Esta semana, Albert Rivera ha
regresado a uno de esos viejos mantras con los que el hombre lleva dando la
matraca desde hace algunos años: hay que ir hacia los Estados Unidos de Europa.
Algo que tampoco puede sorprender si tenemos en cuenta lo que Albert ha venido
a hacer aquí.
No sé si será un encargo, pero como si lo fuera. Porque esa voz,
su voz, es la de la oligarquía. Esa
voz es la de las élites bruselenses, a quienes nada importan la democracia ni
la soberanía.
Alguien tendría que explicarle a Rivera, con urgencia, que no puede
estarse a favor de una cosa y no de la otra. Alguien debería explicarle que la democracia, sin
soberanía, no es más que una fantasmagoría inútil; que si se nos priva cada vez
más, como está sucediendo, de ámbitos de decisión, el sufragio se convierte en
una farsa.
En lo que hace a la expresión de nuestra soberanía, ¿cuál es el
alcance democrático que Rivera concede a los españoles? ¿Sobre qué nos van a
dejar decidir?
Por eso, cuando Rivera propone más cesión de soberanía, lesiona
la democracia.
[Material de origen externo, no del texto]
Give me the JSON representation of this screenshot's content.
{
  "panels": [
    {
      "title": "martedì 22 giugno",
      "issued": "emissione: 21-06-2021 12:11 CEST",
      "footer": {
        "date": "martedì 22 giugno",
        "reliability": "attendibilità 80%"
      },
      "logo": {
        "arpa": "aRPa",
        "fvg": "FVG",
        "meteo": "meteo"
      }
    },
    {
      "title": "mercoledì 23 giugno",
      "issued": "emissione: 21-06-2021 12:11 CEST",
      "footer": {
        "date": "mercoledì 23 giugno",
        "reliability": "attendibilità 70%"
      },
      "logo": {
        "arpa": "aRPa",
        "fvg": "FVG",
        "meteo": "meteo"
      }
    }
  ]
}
Con una capacidad de decisión ya muy mermada, ahora plantea
privarnos de política exterior y defensa. No está mal, para quien dice defender
la unidad de la nación, aspirar a disolver dos de los últimos vínculos entre
Cataluña y el conjunto de España.
El discurso de Rivera pierde buena parte de su credibilidad,
porque resulta escasamente convincente esgrimir, frente a los partidarios de la
autodeterminación, una soberanía del pueblo español en la que sabemos que no
cree. En la que no cree porque, cuando se defiende la soberanía, se la defiende
como una sola cosa; frente al nacionalismo y también frente al mundialismo.
Porque no tiene sentido
proteger la soberanía de las asechanzas de Puigdemont y Junqueras para
entregarla a Juncker y a Merkel. Rivera no cree en la soberanía
del pueblo español porque quiere cederla a Bruselas.
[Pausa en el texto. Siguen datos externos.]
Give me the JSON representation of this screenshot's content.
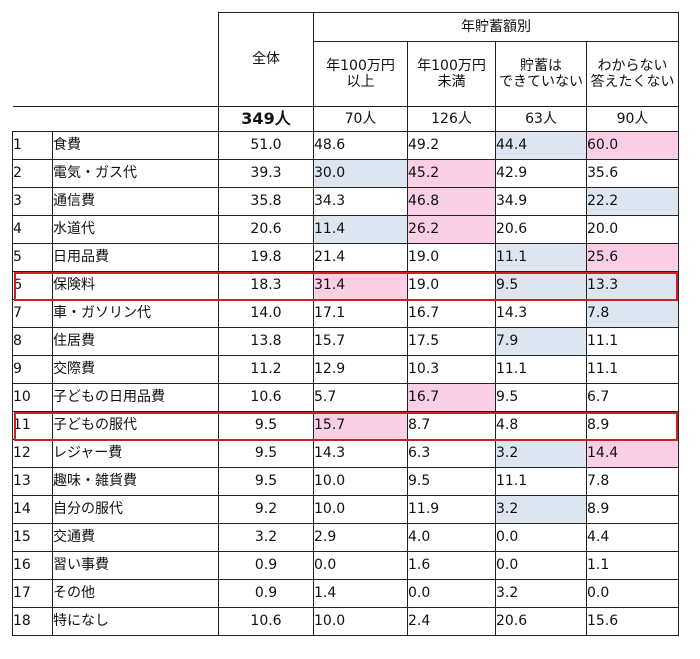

Albert, además, esgrime su argumento cuando la pretensión de
construir una unidad política desde Bruselas ha sido explícitamente rechazada
por los europeos, cuando esa unidad política viene siendo impuesta por la
eurocasta a través de mecanismos parlamentarios que han rehuido la democracia,
negociando de espaldas a los ciudadanos. Defender ese fantasmagórico proyecto
de los Estados Unidos de Europa, es respaldar todo eso.
¿Es que Rivera no sabe que lo que ha fracasado es, precisamente,
el proyecto de esos Estados Unidos? ¿Es que
ignora que lo que ha fracasado es la tentativa de superar el marco de un club
económico que, durante décadas, no solo preservaba la soberanía de los estados,
sino que la presuponía?
Claro que Rivera lo sabe. Claro que sabe que, cuando se planteó
la unión política, fue rechazada; y que ahora está siendo forzada, imponiéndola
a unos pueblos europeos que no la quieren. Claro que sabe que las
transferencias de soberanía se están llevando a cabo desdeñando la voluntad de
los europeos ¿Será que Rivera está en ese proyecto antidemocrático?
Como es evidente que Rivera no puede ignorar lo anterior, la
pregunta es perfectamente legítima. Y la respuesta está servida. Ni la soberanía
ni la democracia parecen ser para él más que excusas argumentales, que no le
impiden la construcción de un discurso extremista en sus fervores hacia la
Unión Europea.
Unión Europea -en cuya promoción está Rivera- ni siquiera
justificada como proyecto europeo, degradada como una pieza más al
servicio de un diseño global transnacional.